La persecuzione non governativa – sottolinea la commissione – può rappresentare una minaccia non meno grave. Dal 2016 una legge Usa prevede che si individuino anche le entità non governative che più minacciano la libertà di religione: una direttiva – commenta la Commissione – appropriata, che arriva tardi, perché i soggetti non governativi che in un paese controllano dei territori oppure hanno un significativo peso politico possono essere persino più oppressivi dei governi nei loro attacchi alla libertà religiosa. Il rapporto che per la prima volta recepisce la nuova legge, per il 2016 classifica come “entità più preoccupanti”, ECP, tre soggetti: l’Isis, in Iraq e in Siria, i Talebani, in Afghanistan e al Shabaab, in Somalia. Talebani e al Shabaab minacciano la libertà di religione sia ricorrendo ad attentati terroristici sia imponendo rigide regole di comportamento, e severe sanzioni per i trasgressori, nei territori sotto il loro controllo.

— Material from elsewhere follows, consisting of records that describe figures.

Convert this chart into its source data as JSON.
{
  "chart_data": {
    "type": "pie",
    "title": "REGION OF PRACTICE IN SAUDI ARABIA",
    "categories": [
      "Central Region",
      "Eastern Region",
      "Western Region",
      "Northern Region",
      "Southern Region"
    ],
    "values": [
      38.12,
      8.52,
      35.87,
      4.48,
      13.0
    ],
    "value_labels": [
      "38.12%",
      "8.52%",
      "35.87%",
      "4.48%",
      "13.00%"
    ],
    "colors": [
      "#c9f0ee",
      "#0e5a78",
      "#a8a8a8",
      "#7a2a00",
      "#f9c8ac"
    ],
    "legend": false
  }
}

Altrettanto fa l’Isis, e con mezzi e portata d’azione di gran lunga maggiori. Già nell’estate del 2016 l’allora segretario di stato Usa John Kerry aveva dichiarato che l’Isis in Iraq e Siria stava compiendo un genocidio. Era la prima volta dal 2004 che l’amministrazione statunitense definiva “genocidio” una situazione di crisi. Nel 2004 era stato il segretario di stato Colin Powell ad affermare che in Darfur, la regione occidentale del Sudan, era in atto un genocidio.
L’attuale segretario di stato, Rex Tillerson, ha ribadito l’impegno espresso a maggio dal presidente Trump e dal vicepresidente Mike Pence a combattere la persecuzione dei cristiani, formulato in una nota di denuncia del “massacro spietato” di cristiani in Egitto ordinato dall’Isis. Tillerton ha a sua volta rinnovato l’accusa di genocidio all’Isis, precisando di voler spazzare via ogni ambiguità a riguardo, che dichiarazioni o rapporti precedenti rilasciati dal Dipartimento di stato potessero aver creato. Si riferiva a voci circolate nei mesi precedenti e, poi ufficialmente smentite, secondo cui il termine “genocidio” a proposito dell’Isis era stato rimosso dai documenti ufficiali.

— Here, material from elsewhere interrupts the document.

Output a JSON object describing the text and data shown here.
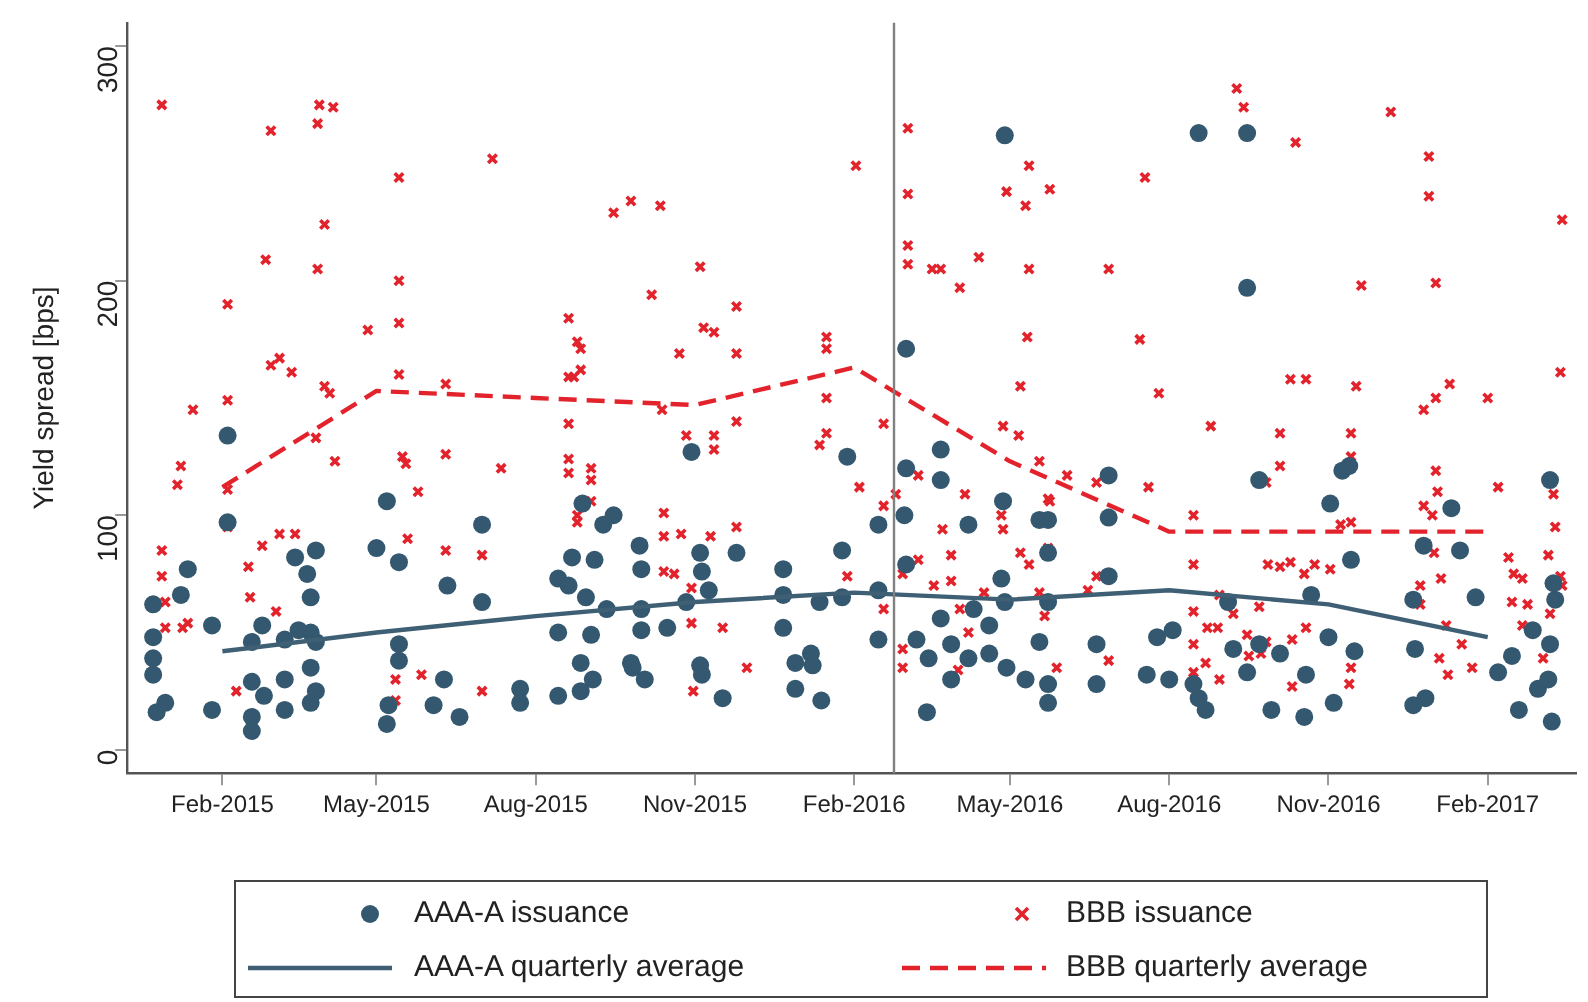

“L’Isis – ha detto Tillerton il 15 agosto alla presentazione del Rapporto – è chiaramente responsabile di genocidio contro Yazidi, Cristiani e musulmani sciiti”. Proteggere i gruppi perseguitati dall’Isis e da altri estremisti violenti “è una priorità dell’amministrazione Trump”.
Il segretario di stato ha aggiunto che, per le popolazioni perseguitate, l’opzione da preferire nelle zone liberate dall’Isis è “permettere alla gente di tornare nei rispettivi villaggi tradizionali”.